A: After the organ(s) is (are) excised the donor is then either truly dead, e.g., after the heart is excised, or weakened after one of two kidneys or part of whole liver is excised.

Q: What happens to the recipient?

A: The recipient must take anti-rejection drugs for the rest of his/her life. These are anti-immune, anti-nature drugs. The recipient exchanges one set of problems for another set of problems.

Q: What is the moral teaching of Pope Benedict XVI on this topic?

A: "Individual vital organs cannot be extracted except ex cadavere. . . "

"The principal criteria of respect for the life of the donator must always prevail so that the extraction of organs be performed only in the case of his/her true death" (cf. Compendium of the Catechism of the Catholic Church , n. 476).

Q: What does the Catechism of the Catholic Church teach about this?

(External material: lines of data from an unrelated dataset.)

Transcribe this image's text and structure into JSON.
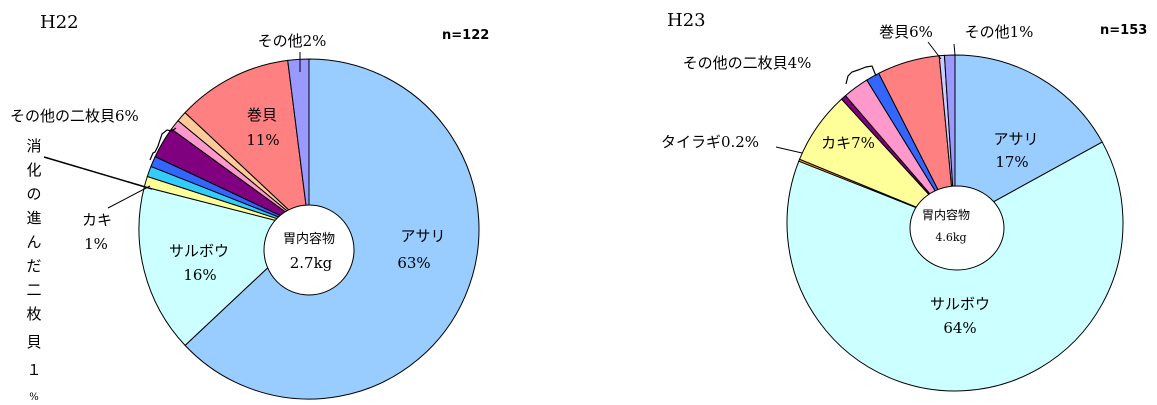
{
  "chart_data": [
    {
      "type": "pie",
      "title": "H22",
      "n_label": "n=122",
      "center": {
        "line1": "胃内容物",
        "line2": "2.7kg"
      },
      "slices": [
        {
          "name": "アサリ",
          "value": 63,
          "color": "#99ccff",
          "label": "アサリ",
          "pct": "63%"
        },
        {
          "name": "サルボウ",
          "value": 16,
          "color": "#ccffff",
          "label": "サルボウ",
          "pct": "16%"
        },
        {
          "name": "カキ",
          "value": 1,
          "color": "#ffff99",
          "label": "カキ",
          "pct": "1%"
        },
        {
          "name": "消化の進んだ二枚貝",
          "value": 1,
          "color": "#33ccff",
          "label": "消化の進んだ二枚貝",
          "pct": "1%"
        },
        {
          "name": "その他の二枚貝 (blue)",
          "value": 1,
          "color": "#3366ff",
          "label": "",
          "pct": ""
        },
        {
          "name": "その他の二枚貝 (purple)",
          "value": 3,
          "color": "#800080",
          "label": "",
          "pct": ""
        },
        {
          "name": "その他の二枚貝 (pink)",
          "value": 1,
          "color": "#ff99cc",
          "label": "",
          "pct": ""
        },
        {
          "name": "その他の二枚貝 (peach)",
          "value": 1,
          "color": "#ffcc99",
          "label": "",
          "pct": ""
        },
        {
          "name": "巻貝",
          "value": 11,
          "color": "#ff8080",
          "label": "巻貝",
          "pct": "11%"
        },
        {
          "name": "その他",
          "value": 2,
          "color": "#9999ff",
          "label": "その他",
          "pct": "2%"
        }
      ],
      "group_label": "その他の二枚貝6%",
      "callouts": {
        "other": "その他2%",
        "digested": "消化の進んだ二枚貝１%",
        "oyster_name": "カキ",
        "oyster_pct": "1%"
      }
    },
    {
      "type": "pie",
      "title": "H23",
      "n_label": "n=153",
      "center": {
        "line1": "胃内容物",
        "line2": "4.6kg"
      },
      "slices": [
        {
          "name": "アサリ",
          "value": 17,
          "color": "#99ccff",
          "label": "アサリ",
          "pct": "17%"
        },
        {
          "name": "サルボウ",
          "value": 64,
          "color": "#ccffff",
          "label": "サルボウ",
          "pct": "64%"
        },
        {
          "name": "タイラギ",
          "value": 0.2,
          "color": "#ff9900",
          "label": "タイラギ",
          "pct": "0.2%"
        },
        {
          "name": "カキ",
          "value": 7,
          "color": "#ffff99",
          "label": "カキ",
          "pct": "7%"
        },
        {
          "name": "その他の二枚貝 (purple)",
          "value": 0.5,
          "color": "#800080",
          "label": "",
          "pct": ""
        },
        {
          "name": "その他の二枚貝 (pink)",
          "value": 2.5,
          "color": "#ff99cc",
          "label": "",
          "pct": ""
        },
        {
          "name": "その他の二枚貝 (blue)",
          "value": 1.3,
          "color": "#3366ff",
          "label": "",
          "pct": ""
        },
        {
          "name": "巻貝",
          "value": 6,
          "color": "#ff8080",
          "label": "巻貝",
          "pct": "6%"
        },
        {
          "name": "その他 (light)",
          "value": 0.5,
          "color": "#ccccff",
          "label": "",
          "pct": ""
        },
        {
          "name": "その他",
          "value": 1,
          "color": "#9999ff",
          "label": "その他",
          "pct": "1%"
        }
      ],
      "group_label": "その他の二枚貝4%",
      "callouts": {
        "other": "その他1%",
        "snail": "巻貝6%",
        "oyster": "カキ7%",
        "tairagi": "タイラギ0.2%"
      }
    }
  ]
}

A: Article 5 The Fifth Commandment, Section 2296 states: "Organ transplants are in conformity with the moral law if the physical and psychological dangers and risks to the donor are proportionate to the good sought for the recipient. Organ donation after death is a noble and meritorious act and is to be encouraged as an expression of generous solidarity. It is not morally acceptable if the donor or his proxy has not given explicit consent. Moreover, it is not morally admissible to bring about the disabling mutilation or death of a human being, even in order to delay the death of other persons ." (Bold and underline added by author.)

Q: Now, do you WISH to be an organ donor?

A: After full and explicit information is obtained, it seems one cannot be an organ donor.